Progress has attracted the interest of the automotive and aerospace industries, which are known for their stringent requirements—for obvious reasons: safety! Customers from these industries expect precise compliance with their specifications. Mayer points out that this is why

“For us in the Metal Forming Division, accuracy and early error detection are particularly important.”

A critical factor is the high production speed of the roll forming lines, which can process up to 120 meters of sheet metal per minute. The later a defect is detected, the more material and time is lost.

Self-optimizing production

The metal formers want to counteract this with closed-loop systems. “These are machines that check their own products, compare them with the specifications and then independently correct, and even optimize, their production steps,” explains Radlmayr, who is responsible for digitalization. He is not alone in expecting a significant increase in efficiency and an enormous boost in productivity.

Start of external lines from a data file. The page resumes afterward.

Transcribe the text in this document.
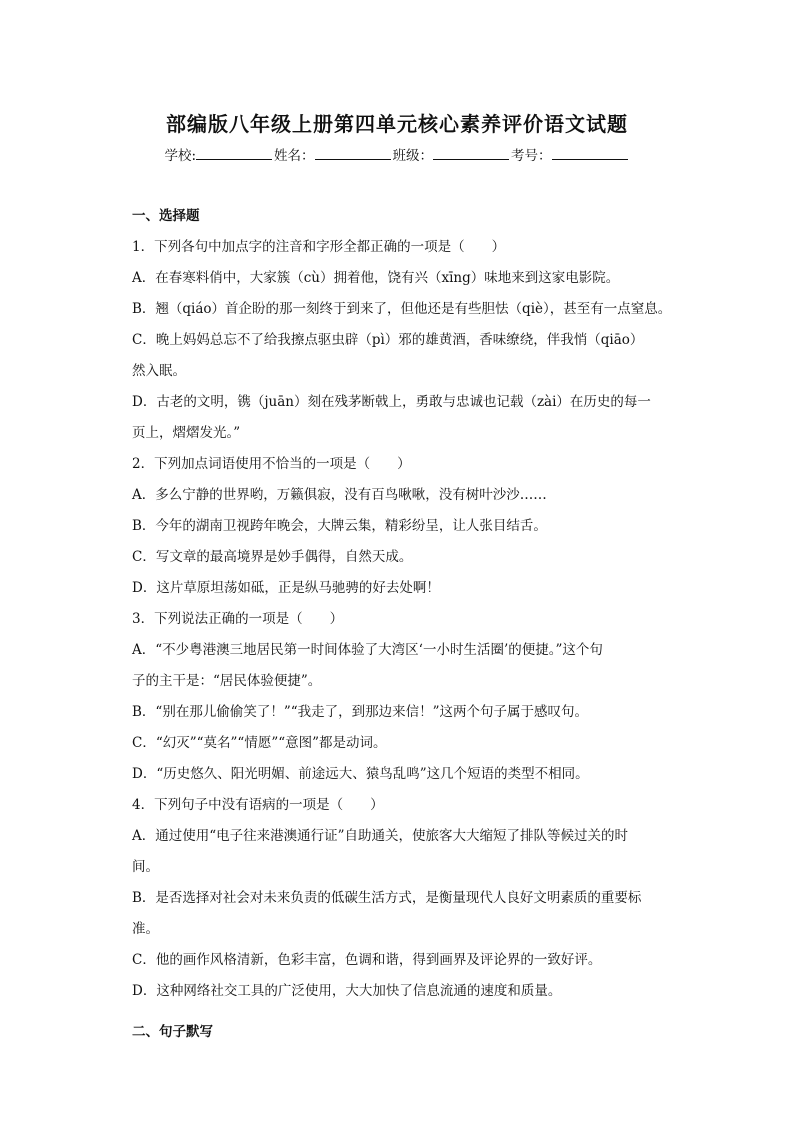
部编版八年级上册第四单元核心素养评价语文试题
学校:	姓名：	班级：	考号：
一、选择题
1．下列各句中加点字的注音和字形全都正确的一项是（　　）
A．在春寒料俏中，大家簇（cù）拥着他，饶有兴（xīng）味地来到这家电影院。
B．翘（qiáo）首企盼的那一刻终于到来了，但他还是有些胆怯（qiè），甚至有一点窒息。
C．晚上妈妈总忘不了给我擦点驱虫辟（pì）邪的雄黄酒，香味缭绕，伴我悄（qiāo）
然入眠。
D．古老的文明，镌（juān）刻在残茅断戟上，勇敢与忠诚也记载（zài）在历史的每一
页上，熠熠发光。”
2．下列加点词语使用不恰当的一项是（　　）
A．多么宁静的世界哟，万籁俱寂，没有百鸟啾啾，没有树叶沙沙……
B．今年的湖南卫视跨年晚会，大牌云集，精彩纷呈，让人张目结舌。
C．写文章的最高境界是妙手偶得，自然天成。
D．这片草原坦荡如砥，正是纵马驰骋的好去处啊！
3．下列说法正确的一项是（　　）
A．“不少粤港澳三地居民第一时间体验了大湾区‘一小时生活圈’的便捷。”这个句
子的主干是：“居民体验便捷”。
B．“别在那儿偷偷笑了！”“我走了，到那边来信！”这两个句子属于感叹句。
C．“幻灭”“莫名”“情愿”“意图”都是动词。
D．“历史悠久、阳光明媚、前途远大、猿鸟乱鸣”这几个短语的类型不相同。
4．下列句子中没有语病的一项是（　　）
A．通过使用“电子往来港澳通行证”自助通关，使旅客大大缩短了排队等候过关的时
间。
B．是否选择对社会对未来负责的低碳生活方式，是衡量现代人良好文明素质的重要标
准。
C．他的画作风格清新，色彩丰富，色调和谐，得到画界及评论界的一致好评。
D．这种网络社交工具的广泛使用，大大加快了信息流通的速度和质量。
二、句子默写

Florian Mayer knows the solution: powerful sensors and actuators that translate a control command into physical action, plus digital control and artificial intelligence. Ideally, this combination will result in a self-optimizing production unit.

Digital process images

That is exactly what the Metal Forming Division is working on these days. One of the people involved is Werner Suppan, who is responsible for research and development in the Tubes & Sections business unit: “To stay at the cutting edge of science, for planning and implementation we draw on the expertise of the Austrian Institute of Technology, which specializes in automation.

The Metal Forming Division is working together with this scientific partner and creating a digital image of the processes in a roll forming plant: punching, sectioning, and welding.

Four times more accurate

Werner Suppan adds: “The goal of digitalized roll forming is to replace the previous process monitoring, such as checking the dimensions afterwards, with automatic inline measurement to allow us to move from process monitoring to digital process control.”

If this goal is achieved, we could be looking at up to four times the accuracy in production. However, this requires stable sensor technology, which the Metal Forming Division is currently investigating.